Multilingual Information Retrieval: A Key Component of AI
Multilingual information retrieval — the ability to search, process and retrieve knowledge across languages — plays a key role in enabling AI to deliver more accurate and globally relevant outputs.
Introducing NeMo Retriever
Enterprises can expand their generative AI efforts into accurate, multilingual systems using NVIDIA NeMo Retriever embedding and reranking NVIDIA NIM microservices, which are now available on the NVIDIA API catalog. These models can understand information across a wide range of languages and formats, such as documents, to deliver accurate, context-aware results at massive scale.
Benefits of NeMo Retriever
With NeMo Retriever, businesses can:
- Extract knowledge from large and diverse datasets for additional context to deliver more accurate responses.
- Seamlessly connect generative AI to enterprise data in most major global languages to expand user audiences.
- Deliver actionable intelligence at greater scale with 35x improved data storage efficiency through new techniques such as long context support and dynamic embedding sizing.
NeMo Retriever: A Game-Changer for Enterprises
New NeMo Retriever microservices reduce storage volume needs by 35x, enabling enterprises to process more information at once and fit large knowledge bases on a single server. This makes AI solutions more accessible, cost-effective and easier to scale across organizations.

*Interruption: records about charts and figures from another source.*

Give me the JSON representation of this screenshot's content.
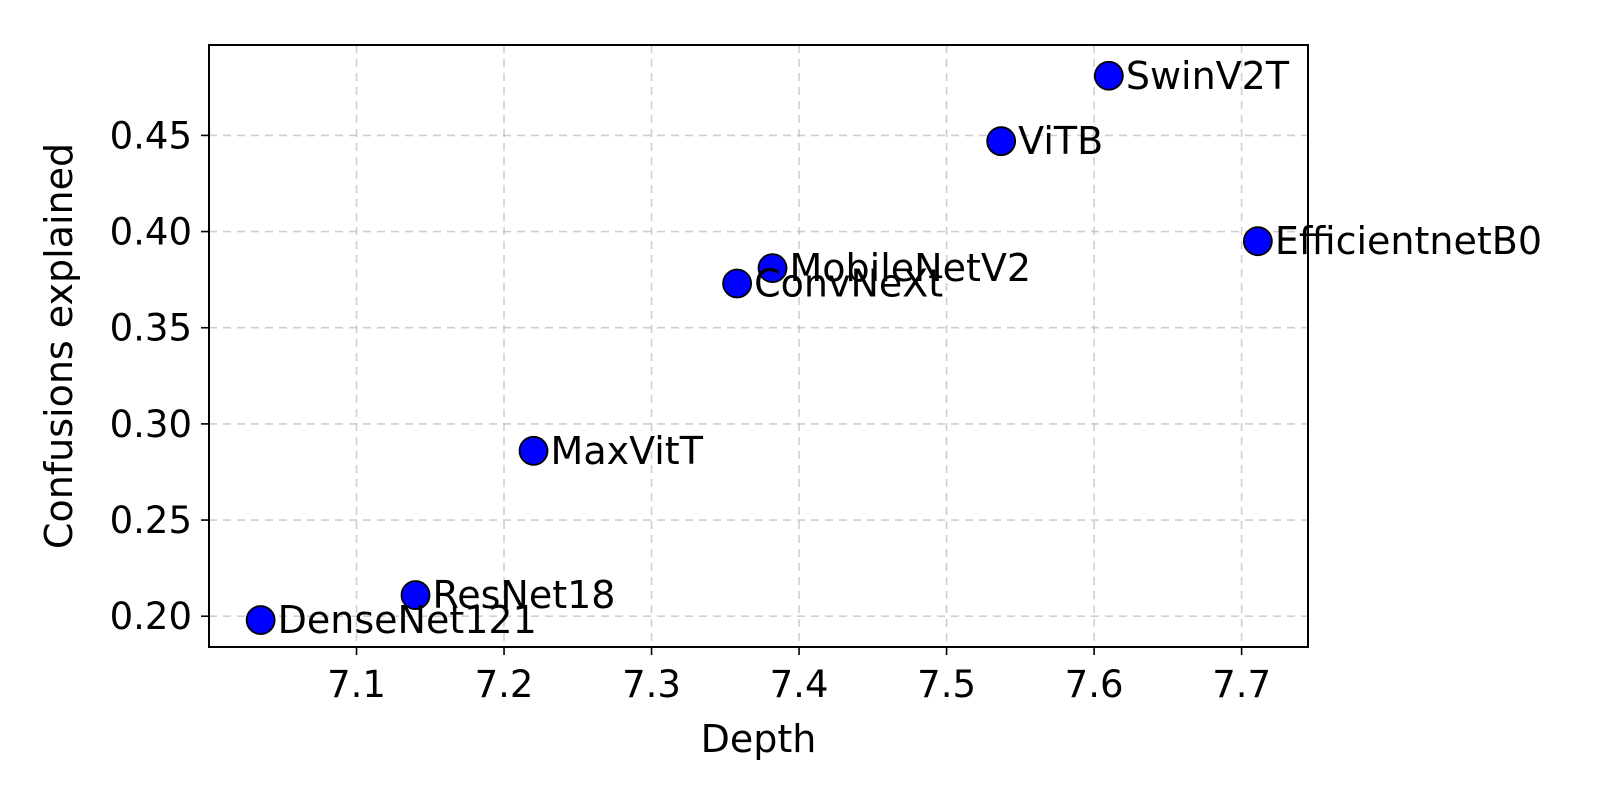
{
  "chart_data": {
    "type": "scatter",
    "title": "",
    "xlabel": "Depth",
    "ylabel": "Confusions explained",
    "xlim": [
      7.0,
      7.745
    ],
    "ylim": [
      0.184,
      0.497
    ],
    "xticks": [
      7.1,
      7.2,
      7.3,
      7.4,
      7.5,
      7.6,
      7.7
    ],
    "yticks": [
      0.2,
      0.25,
      0.3,
      0.35,
      0.4,
      0.45
    ],
    "xtick_labels": [
      "7.1",
      "7.2",
      "7.3",
      "7.4",
      "7.5",
      "7.6",
      "7.7"
    ],
    "ytick_labels": [
      "0.20",
      "0.25",
      "0.30",
      "0.35",
      "0.40",
      "0.45"
    ],
    "grid": true,
    "marker_color": "#0000ff",
    "marker_edge_color": "#000000",
    "points": [
      {
        "label": "DenseNet121",
        "x": 7.035,
        "y": 0.198
      },
      {
        "label": "ResNet18",
        "x": 7.14,
        "y": 0.211
      },
      {
        "label": "MaxVitT",
        "x": 7.22,
        "y": 0.286
      },
      {
        "label": "ConvNeXt",
        "x": 7.358,
        "y": 0.373
      },
      {
        "label": "MobileNetV2",
        "x": 7.382,
        "y": 0.381
      },
      {
        "label": "ViTB",
        "x": 7.537,
        "y": 0.447
      },
      {
        "label": "SwinV2T",
        "x": 7.61,
        "y": 0.481
      },
      {
        "label": "EfficientnetB0",
        "x": 7.711,
        "y": 0.395
      }
    ]
  }
}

Leading Partners Adopt NeMo Retriever
Leading NVIDIA partners like DataStax, Cohesity, Cloudera, Nutanix, SAP, VAST Data and WEKA are already adopting these microservices to help organizations across industries securely connect custom models to diverse and large data sources. By using retrieval-augmented generation (RAG) techniques, NeMo Retriever enables AI systems to access richer, more relevant information and effectively bridge linguistic and contextual divides.
Wikidata Speeds Data Processing from 30 Days to Under Three Days
In partnership with DataStax, Wikimedia has implemented NeMo Retriever to vector-embed the content of Wikipedia, serving billions of users. Vector embedding — or “vectorizing” — is a process that transforms data into a format that AI can process and understand to extract insights and drive intelligent decision-making.
Conclusion
NeMo Retriever helps global enterprises overcome linguistic and contextual barriers and unlock the potential of their data. By deploying robust, AI solutions, businesses can achieve accurate, scalable and high-impact results.

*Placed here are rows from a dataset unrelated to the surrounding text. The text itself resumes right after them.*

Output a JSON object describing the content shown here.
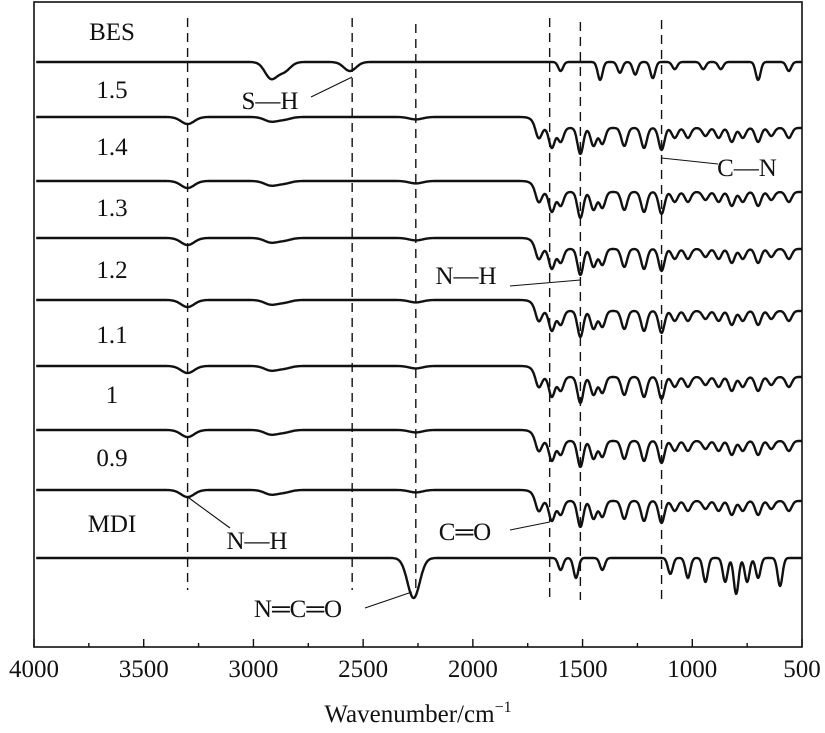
{
  "chart_data": {
    "type": "line",
    "title": "",
    "xlabel": "Wavenumber/cm",
    "xlabel_sup": "−1",
    "ylabel": "",
    "xlim": [
      4000,
      500
    ],
    "x_reversed": true,
    "x_ticks": [
      4000,
      3500,
      3000,
      2500,
      2000,
      1500,
      1000,
      500
    ],
    "y_ticks": false,
    "grid": false,
    "offset_stacked": true,
    "series": [
      {
        "name": "BES",
        "peaks": [
          {
            "x": 2920,
            "depth": 0.9
          },
          {
            "x": 2860,
            "depth": 0.5
          },
          {
            "x": 2560,
            "depth": 0.5
          },
          {
            "x": 1600,
            "depth": 0.5
          },
          {
            "x": 1420,
            "depth": 1.0
          },
          {
            "x": 1330,
            "depth": 0.6
          },
          {
            "x": 1260,
            "depth": 0.7
          },
          {
            "x": 1180,
            "depth": 0.9
          },
          {
            "x": 1080,
            "depth": 0.4
          },
          {
            "x": 950,
            "depth": 0.4
          },
          {
            "x": 870,
            "depth": 0.4
          },
          {
            "x": 700,
            "depth": 1.0
          },
          {
            "x": 560,
            "depth": 0.5
          }
        ]
      },
      {
        "name": "1.5",
        "peaks": []
      },
      {
        "name": "1.4",
        "peaks": []
      },
      {
        "name": "1.3",
        "peaks": []
      },
      {
        "name": "1.2",
        "peaks": []
      },
      {
        "name": "1.1",
        "peaks": []
      },
      {
        "name": "1",
        "peaks": []
      },
      {
        "name": "0.9",
        "peaks": []
      },
      {
        "name": "MDI",
        "peaks": [
          {
            "x": 2270,
            "depth": 1.0
          },
          {
            "x": 1600,
            "depth": 0.3
          },
          {
            "x": 1530,
            "depth": 0.5
          },
          {
            "x": 1410,
            "depth": 0.3
          },
          {
            "x": 1100,
            "depth": 0.4
          },
          {
            "x": 1020,
            "depth": 0.5
          },
          {
            "x": 940,
            "depth": 0.6
          },
          {
            "x": 850,
            "depth": 0.6
          },
          {
            "x": 800,
            "depth": 0.9
          },
          {
            "x": 750,
            "depth": 0.6
          },
          {
            "x": 700,
            "depth": 0.5
          },
          {
            "x": 600,
            "depth": 0.7
          }
        ]
      }
    ],
    "pu_peaks": [
      {
        "x": 3300,
        "depth": 0.35
      },
      {
        "x": 2920,
        "depth": 0.22
      },
      {
        "x": 2860,
        "depth": 0.12
      },
      {
        "x": 2260,
        "depth": 0.12
      },
      {
        "x": 1700,
        "depth": 0.6
      },
      {
        "x": 1640,
        "depth": 1.0
      },
      {
        "x": 1600,
        "depth": 0.7
      },
      {
        "x": 1510,
        "depth": 1.3
      },
      {
        "x": 1450,
        "depth": 0.9
      },
      {
        "x": 1410,
        "depth": 0.8
      },
      {
        "x": 1310,
        "depth": 0.9
      },
      {
        "x": 1220,
        "depth": 1.0
      },
      {
        "x": 1140,
        "depth": 1.1
      },
      {
        "x": 1080,
        "depth": 0.5
      },
      {
        "x": 1020,
        "depth": 0.5
      },
      {
        "x": 940,
        "depth": 0.4
      },
      {
        "x": 880,
        "depth": 0.5
      },
      {
        "x": 820,
        "depth": 0.7
      },
      {
        "x": 770,
        "depth": 0.5
      },
      {
        "x": 700,
        "depth": 0.7
      },
      {
        "x": 640,
        "depth": 0.4
      },
      {
        "x": 560,
        "depth": 0.5
      }
    ],
    "reference_lines": [
      3300,
      2550,
      2260,
      1650,
      1510,
      1140
    ],
    "annotations": [
      {
        "text": "S—H",
        "x": 2550
      },
      {
        "text": "C—N",
        "x": 1140
      },
      {
        "text": "N—H",
        "x": 1510
      },
      {
        "text": "N—H",
        "x": 3300
      },
      {
        "text": "C═O",
        "x": 1650
      },
      {
        "text": "N═C═O",
        "x": 2260
      }
    ]
  }
}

Frequently Asked Questions
Q: What is NeMo Retriever?
A: NeMo Retriever is a new microservice that enables enterprises to extract knowledge from large and diverse datasets for additional context to deliver more accurate responses.
Q: What are the benefits of NeMo Retriever?

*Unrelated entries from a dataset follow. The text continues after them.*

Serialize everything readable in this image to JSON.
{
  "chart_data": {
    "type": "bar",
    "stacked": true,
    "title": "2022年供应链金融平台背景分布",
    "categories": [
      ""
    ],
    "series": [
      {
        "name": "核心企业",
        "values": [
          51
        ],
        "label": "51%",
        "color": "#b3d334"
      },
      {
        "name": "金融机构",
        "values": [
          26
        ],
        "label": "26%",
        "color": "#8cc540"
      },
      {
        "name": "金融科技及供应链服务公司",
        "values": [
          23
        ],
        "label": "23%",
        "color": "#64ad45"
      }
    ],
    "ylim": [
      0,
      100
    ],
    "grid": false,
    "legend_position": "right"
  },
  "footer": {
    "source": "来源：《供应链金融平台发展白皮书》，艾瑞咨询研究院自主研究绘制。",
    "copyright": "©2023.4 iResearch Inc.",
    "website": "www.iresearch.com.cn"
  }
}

A: NeMo Retriever helps enterprises extract knowledge from large and diverse datasets, seamlessly connect generative AI to enterprise data in most major global languages, and deliver actionable intelligence at greater scale with improved data storage efficiency.
Q: Which partners are adopting NeMo Retriever?
A: Leading partners like DataStax, Cohesity, Cloudera, Nutanix, SAP, VAST Data and WEKA are adopting NeMo Retriever to help organizations across industries securely connect custom models to diverse and large data sources.